2) Usually people are not really sensitive to phase changes, but "not really" might be enough in an ABX test... The worst case scenario would be random destructive and constructive patterns in stereo setups that can be spotted right away or even the "chirp" pathological case.

So, do you know any reference discussing this matter? Can you recommend any other way to achive that?

Producing two different audio files from an original one?

Reply #1
Use any reasonable quality lossy codec ever.

Producing two different audio files from an original one?

Reply #2
Destructive interference in an ABX test? How?

Just adding dither will change the "bytes", or adding high frequency content outside the audible range, or some tiny phase shift across the audio band, or some tiny magnitude changes, or like saratoga suggested: convert using a lossy codec with high bitrate.
"I hear it when I see it."

Producing two different audio files from an original one?

Reply #3
Destructive interference in an ABX test? How?


If you screw up with phase alteration and you are in a speaker-based stereo setup, that could happen. I am not saying it would, just that it is a possibility but I don't want to introduce yet another bias. That said, if the phases of the two channels undergo the exact same change, that should not be a problem.

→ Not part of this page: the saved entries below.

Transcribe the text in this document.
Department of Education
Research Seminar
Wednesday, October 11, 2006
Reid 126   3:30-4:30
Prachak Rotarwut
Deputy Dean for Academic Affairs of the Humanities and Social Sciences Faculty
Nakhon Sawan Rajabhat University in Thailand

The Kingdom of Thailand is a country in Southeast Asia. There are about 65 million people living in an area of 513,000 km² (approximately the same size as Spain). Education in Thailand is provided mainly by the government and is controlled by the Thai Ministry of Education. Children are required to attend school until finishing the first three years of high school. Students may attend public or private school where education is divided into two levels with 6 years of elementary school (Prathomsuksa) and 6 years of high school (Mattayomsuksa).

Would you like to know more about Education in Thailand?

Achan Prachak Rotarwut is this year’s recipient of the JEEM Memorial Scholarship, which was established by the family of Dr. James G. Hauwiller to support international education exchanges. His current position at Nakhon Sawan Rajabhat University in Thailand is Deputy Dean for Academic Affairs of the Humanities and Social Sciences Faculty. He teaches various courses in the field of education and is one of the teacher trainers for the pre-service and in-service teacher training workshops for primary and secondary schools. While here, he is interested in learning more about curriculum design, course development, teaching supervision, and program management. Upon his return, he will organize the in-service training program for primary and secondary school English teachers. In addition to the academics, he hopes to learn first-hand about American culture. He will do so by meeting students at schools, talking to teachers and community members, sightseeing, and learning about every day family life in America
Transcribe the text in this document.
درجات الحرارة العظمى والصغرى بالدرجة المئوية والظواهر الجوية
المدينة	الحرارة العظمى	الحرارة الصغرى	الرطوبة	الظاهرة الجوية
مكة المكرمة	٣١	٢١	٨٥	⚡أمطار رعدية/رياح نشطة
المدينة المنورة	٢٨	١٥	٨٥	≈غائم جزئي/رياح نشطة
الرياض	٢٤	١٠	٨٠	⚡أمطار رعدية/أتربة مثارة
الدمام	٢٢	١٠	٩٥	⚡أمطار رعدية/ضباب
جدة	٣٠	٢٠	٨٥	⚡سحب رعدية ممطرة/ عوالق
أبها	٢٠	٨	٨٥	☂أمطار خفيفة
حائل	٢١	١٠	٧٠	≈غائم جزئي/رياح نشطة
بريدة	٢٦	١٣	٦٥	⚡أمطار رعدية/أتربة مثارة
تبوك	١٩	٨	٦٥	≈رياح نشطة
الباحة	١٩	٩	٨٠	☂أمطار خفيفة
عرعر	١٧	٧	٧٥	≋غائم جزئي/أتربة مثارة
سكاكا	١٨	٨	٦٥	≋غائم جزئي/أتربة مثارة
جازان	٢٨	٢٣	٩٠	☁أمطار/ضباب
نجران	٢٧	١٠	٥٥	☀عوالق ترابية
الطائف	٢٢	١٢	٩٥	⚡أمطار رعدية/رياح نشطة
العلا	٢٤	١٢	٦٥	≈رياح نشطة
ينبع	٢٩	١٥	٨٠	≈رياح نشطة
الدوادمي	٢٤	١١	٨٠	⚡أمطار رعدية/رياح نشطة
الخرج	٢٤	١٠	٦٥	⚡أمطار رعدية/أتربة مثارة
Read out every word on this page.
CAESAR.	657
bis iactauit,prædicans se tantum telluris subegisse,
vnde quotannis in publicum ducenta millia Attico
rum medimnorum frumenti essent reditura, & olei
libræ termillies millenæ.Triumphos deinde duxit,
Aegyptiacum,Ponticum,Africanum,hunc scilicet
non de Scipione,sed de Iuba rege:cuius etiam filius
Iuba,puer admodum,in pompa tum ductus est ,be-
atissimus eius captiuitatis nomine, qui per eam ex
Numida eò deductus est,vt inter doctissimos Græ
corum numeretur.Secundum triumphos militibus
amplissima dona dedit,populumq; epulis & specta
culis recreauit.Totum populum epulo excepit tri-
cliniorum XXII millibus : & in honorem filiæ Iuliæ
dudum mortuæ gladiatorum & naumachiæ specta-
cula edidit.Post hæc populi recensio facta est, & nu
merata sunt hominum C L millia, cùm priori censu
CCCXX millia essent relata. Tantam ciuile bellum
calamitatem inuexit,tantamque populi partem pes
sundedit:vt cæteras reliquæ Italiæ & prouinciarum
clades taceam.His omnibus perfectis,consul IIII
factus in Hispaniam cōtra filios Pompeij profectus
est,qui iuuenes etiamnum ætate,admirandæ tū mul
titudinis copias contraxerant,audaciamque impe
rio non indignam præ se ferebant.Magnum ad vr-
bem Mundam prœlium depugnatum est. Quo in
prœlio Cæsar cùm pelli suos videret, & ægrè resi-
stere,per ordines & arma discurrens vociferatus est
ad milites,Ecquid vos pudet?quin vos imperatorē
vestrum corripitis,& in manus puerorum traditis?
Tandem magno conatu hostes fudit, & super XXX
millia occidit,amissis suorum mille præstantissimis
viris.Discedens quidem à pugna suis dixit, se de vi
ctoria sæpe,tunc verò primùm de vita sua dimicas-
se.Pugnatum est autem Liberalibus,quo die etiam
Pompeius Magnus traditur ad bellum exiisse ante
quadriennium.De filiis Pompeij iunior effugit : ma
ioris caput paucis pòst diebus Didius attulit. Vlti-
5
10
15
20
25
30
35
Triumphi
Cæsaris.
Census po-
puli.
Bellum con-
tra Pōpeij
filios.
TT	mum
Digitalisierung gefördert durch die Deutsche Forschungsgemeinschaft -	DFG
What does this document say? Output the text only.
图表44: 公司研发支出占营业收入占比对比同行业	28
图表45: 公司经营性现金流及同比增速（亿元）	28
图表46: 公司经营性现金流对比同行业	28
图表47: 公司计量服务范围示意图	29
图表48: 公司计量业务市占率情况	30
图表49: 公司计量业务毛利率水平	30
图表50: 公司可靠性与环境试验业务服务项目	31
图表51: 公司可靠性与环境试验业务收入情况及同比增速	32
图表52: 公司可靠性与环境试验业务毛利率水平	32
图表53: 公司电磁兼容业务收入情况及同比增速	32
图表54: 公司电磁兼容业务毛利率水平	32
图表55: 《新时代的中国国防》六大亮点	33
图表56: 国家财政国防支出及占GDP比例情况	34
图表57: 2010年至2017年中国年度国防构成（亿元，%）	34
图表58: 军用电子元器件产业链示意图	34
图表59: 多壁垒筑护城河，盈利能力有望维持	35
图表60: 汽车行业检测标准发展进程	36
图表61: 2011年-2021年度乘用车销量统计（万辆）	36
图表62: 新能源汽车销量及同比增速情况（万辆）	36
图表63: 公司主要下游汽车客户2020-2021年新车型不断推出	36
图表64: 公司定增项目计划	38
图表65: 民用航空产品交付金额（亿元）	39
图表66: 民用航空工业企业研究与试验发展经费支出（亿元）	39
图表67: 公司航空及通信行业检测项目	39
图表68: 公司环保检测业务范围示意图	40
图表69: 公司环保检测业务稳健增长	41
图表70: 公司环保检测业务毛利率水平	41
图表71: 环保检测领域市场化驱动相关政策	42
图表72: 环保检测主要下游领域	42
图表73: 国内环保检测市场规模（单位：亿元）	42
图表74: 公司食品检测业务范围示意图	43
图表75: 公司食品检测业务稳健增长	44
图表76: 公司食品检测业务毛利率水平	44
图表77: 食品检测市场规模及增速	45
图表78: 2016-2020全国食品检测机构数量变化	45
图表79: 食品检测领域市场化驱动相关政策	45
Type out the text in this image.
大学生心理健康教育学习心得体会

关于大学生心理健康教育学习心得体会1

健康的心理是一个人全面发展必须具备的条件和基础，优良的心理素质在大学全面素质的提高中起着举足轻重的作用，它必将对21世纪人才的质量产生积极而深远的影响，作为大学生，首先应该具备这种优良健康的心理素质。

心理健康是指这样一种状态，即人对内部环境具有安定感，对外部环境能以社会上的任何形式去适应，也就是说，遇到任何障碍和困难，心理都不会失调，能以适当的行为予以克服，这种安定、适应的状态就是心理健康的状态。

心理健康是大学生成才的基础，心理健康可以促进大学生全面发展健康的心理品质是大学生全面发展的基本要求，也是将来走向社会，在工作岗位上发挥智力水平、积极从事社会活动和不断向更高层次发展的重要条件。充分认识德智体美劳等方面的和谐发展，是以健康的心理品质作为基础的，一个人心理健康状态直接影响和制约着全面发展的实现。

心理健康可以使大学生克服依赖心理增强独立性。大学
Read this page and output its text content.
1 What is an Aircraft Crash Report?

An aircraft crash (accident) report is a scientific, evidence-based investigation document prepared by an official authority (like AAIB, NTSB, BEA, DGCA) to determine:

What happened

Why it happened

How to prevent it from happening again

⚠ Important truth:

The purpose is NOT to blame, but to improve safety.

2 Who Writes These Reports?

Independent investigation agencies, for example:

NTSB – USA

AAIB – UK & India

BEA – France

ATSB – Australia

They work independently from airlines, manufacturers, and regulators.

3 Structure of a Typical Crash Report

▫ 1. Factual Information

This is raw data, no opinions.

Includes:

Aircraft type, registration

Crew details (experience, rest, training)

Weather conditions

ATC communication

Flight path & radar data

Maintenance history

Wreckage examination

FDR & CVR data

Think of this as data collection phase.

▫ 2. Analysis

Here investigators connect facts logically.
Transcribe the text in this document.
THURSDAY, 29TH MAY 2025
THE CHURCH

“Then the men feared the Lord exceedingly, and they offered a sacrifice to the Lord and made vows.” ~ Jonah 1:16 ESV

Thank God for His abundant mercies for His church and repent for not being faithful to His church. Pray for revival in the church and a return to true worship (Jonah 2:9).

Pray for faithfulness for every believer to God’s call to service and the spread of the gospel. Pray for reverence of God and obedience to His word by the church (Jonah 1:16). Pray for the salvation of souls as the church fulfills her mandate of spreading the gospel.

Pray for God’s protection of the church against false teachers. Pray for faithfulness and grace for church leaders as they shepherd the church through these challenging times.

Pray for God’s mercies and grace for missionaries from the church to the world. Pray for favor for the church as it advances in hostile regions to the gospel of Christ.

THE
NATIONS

The problem with what you two suggest (which are good ideas) is the same as with what I suggested: you'll always find people saying that the resulting ABX tests are flawed because A, B and X are basically different. If there is a widely accepted way to make sure that the resulting files would sound exactly the same while being different, then that would be great. But if there is any suspicion that there is even the slightest difference in principle (as with using very high bitrate lossy codecs, adding random noise > 20 kHz, dithering the intensity, etc.), then there is no proof that I don't introduce a bias. At the top of that, I want to do it to prevent people from cheating*, not to prevent hashing functions from working.

*: When I say "cheating", I am not saying that people do that on purpose, just like with extra delays or clicks in poorly implemented ABX SW/HW: the brain takes it as an hint. If people can see the waveform, it is often easy to tell which is which (that doesn't prevent density spectrum-based cheating techniques from working, but well, I also have an idea for that).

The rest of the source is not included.